Short interest in ETFs rose $11.7 billion to $176.5 billion last month, according to data from S3 Analytics, with most of this growth heavily concentrated in a handful of funds. The New York-based financial technology and analytics firm revealed that the top 25 most-shorted ETFs made up 75% of total short interest, seeing a $12.1 billion increase over the prior month.

The Big Shorts

The two biggest shorts, SPDR S&P 500 ETF (SPY) and Invesco QQQ (QQQ), were funds that track major U.S. indices. Bets against both SPY and QQQ -- an exchange-traded fund based on the Nasdaq 100 Index -- rose about 6% in October. Those calls turned out to be smart ones, generating returns of 8.20% and 9.80%, respectively.

The third biggest short, the iShares Russell 2000 ETF (IWM), also underperformed in October, earning its short sellers an 11.34% return. Interestingly, short interest in the fund, which tracks the bottom 2,000 stocks in the Russell 3000 Index, declined in October.

Data revealed that the iShares iBoxx $ High Yield Corporate Bond ETF (HYG), SPDR S&P Regional Banking ETF (KRE) and the iShares 20+ Year Treasury Bond ETF (TLT) rounded out the top five most-shorted funds ranking. 

In aggregate, the top 25 most-shorted ETFs generated $9.2 billion in mark-to-market profits.
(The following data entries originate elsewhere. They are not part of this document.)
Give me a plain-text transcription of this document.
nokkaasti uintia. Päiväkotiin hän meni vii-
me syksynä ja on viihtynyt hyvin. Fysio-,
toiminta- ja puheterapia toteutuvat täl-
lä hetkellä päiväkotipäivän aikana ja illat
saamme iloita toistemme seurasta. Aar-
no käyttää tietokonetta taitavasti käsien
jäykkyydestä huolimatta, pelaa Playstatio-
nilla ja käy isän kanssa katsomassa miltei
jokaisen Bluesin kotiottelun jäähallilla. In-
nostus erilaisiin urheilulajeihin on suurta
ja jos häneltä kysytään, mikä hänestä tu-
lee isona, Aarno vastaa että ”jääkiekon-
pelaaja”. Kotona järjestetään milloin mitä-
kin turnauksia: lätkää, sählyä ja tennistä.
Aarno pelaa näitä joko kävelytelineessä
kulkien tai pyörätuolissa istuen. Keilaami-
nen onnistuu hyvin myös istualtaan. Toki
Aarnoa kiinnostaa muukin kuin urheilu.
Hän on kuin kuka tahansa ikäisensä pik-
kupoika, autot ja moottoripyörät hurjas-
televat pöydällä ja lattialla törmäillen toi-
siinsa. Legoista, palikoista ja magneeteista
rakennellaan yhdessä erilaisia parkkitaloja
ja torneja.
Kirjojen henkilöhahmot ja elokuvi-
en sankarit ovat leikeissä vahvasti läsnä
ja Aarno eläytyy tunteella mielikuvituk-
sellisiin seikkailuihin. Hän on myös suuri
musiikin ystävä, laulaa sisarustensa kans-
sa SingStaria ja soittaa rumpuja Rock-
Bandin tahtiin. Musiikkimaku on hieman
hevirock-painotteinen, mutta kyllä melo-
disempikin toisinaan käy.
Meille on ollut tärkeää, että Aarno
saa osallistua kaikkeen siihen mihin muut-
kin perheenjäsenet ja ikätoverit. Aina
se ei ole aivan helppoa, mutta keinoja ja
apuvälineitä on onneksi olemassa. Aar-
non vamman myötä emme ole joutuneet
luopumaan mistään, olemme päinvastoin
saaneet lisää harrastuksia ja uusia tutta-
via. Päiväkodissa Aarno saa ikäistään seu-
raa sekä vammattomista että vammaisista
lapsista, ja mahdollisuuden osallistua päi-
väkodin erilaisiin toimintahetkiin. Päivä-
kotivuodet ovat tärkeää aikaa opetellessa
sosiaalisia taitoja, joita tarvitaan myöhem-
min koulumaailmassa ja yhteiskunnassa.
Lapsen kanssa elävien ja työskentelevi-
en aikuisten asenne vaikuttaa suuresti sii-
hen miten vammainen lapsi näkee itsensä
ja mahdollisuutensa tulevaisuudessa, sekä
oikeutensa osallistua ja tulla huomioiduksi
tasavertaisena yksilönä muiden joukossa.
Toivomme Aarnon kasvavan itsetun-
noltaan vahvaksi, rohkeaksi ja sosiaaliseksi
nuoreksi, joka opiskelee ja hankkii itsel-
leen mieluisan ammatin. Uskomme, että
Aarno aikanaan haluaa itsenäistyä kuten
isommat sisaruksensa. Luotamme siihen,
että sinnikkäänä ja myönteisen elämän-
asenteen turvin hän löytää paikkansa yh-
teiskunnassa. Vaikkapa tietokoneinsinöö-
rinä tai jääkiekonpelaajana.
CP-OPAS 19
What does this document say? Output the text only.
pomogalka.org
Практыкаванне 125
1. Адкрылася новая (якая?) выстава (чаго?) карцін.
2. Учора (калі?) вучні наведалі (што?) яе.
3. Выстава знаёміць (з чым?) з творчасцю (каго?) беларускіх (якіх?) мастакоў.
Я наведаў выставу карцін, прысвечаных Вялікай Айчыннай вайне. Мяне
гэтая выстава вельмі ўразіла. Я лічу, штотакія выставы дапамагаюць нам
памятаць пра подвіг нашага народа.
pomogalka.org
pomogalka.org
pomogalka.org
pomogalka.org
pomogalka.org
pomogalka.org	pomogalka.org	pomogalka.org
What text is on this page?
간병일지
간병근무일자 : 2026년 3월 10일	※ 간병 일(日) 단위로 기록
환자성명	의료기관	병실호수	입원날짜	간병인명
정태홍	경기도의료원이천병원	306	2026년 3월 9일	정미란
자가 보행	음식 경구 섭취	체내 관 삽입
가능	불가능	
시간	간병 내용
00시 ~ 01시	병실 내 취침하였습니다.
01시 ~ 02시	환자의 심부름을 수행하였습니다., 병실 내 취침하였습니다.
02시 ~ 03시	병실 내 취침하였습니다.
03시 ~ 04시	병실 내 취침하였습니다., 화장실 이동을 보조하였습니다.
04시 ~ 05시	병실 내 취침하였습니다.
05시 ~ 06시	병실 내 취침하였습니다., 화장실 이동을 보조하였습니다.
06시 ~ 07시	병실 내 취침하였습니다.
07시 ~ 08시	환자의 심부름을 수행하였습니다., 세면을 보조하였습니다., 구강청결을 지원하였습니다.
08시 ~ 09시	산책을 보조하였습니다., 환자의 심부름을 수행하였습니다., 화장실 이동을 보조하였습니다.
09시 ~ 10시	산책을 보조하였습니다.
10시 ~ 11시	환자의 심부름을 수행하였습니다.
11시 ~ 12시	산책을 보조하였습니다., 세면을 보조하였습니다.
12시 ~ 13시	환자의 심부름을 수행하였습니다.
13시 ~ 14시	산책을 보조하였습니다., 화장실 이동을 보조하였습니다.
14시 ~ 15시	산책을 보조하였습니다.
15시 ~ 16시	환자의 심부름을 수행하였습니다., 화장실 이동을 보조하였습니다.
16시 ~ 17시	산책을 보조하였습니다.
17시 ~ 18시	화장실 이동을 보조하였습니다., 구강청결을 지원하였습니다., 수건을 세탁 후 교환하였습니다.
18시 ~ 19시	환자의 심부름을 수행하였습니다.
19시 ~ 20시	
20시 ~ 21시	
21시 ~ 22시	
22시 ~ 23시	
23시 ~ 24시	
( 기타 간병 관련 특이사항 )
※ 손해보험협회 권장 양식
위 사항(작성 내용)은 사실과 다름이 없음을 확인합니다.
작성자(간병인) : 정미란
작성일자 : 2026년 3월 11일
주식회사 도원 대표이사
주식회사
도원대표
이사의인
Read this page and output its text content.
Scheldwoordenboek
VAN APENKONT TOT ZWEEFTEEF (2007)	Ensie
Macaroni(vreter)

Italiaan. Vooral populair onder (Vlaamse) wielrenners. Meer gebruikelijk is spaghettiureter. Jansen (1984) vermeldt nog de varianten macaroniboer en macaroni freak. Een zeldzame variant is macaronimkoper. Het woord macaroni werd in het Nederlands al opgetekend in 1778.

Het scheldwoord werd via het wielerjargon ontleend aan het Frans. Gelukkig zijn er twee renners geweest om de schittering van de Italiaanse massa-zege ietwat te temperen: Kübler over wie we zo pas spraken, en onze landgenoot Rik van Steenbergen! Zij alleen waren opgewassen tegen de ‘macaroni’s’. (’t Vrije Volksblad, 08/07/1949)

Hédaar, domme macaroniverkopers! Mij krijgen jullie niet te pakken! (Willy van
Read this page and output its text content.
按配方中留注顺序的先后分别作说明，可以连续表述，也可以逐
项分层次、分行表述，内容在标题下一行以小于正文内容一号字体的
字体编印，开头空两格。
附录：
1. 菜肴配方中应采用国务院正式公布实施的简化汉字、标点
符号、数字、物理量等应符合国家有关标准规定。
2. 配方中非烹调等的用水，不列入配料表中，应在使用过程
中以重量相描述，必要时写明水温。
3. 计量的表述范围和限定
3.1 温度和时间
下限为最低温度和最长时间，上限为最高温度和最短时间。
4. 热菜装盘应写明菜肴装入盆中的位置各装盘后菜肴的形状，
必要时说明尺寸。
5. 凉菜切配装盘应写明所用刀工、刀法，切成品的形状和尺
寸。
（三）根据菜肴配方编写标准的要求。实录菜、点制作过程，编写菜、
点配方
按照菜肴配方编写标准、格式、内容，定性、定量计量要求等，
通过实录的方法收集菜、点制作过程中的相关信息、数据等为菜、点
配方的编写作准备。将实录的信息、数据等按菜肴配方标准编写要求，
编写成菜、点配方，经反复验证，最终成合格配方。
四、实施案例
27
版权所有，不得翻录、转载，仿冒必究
A 6.99% return in October was achieved despite a handful of ETFs in this group rising.

Investors that bet against Utilities Select Sector SPDR ETF (XLU), the iPath S&P 500 VIX Short-Term Futures ETN (VXX), the Consumer staples Select Sector SPDR ETF (XLP), the iShares MSCI Brazil ETF (EWZ) and the SPDR Gold Trust ETF (GLD) posted losses.

“In October, short sellers were looking for more short exposure in the more crowded equities (both retail and indexed), energy and healthcare stocks; international stocks and bonds;  and VIX volatility while decreasing short exposure to the broader U.S. market and U.S. interest rate related securities," said Ihor Dusaniwsky, managing director at S3 Partners. “If the market stabilizes and continues its rally, there may be $21 billion of October short sales ready to be covered and boost the rally even further.”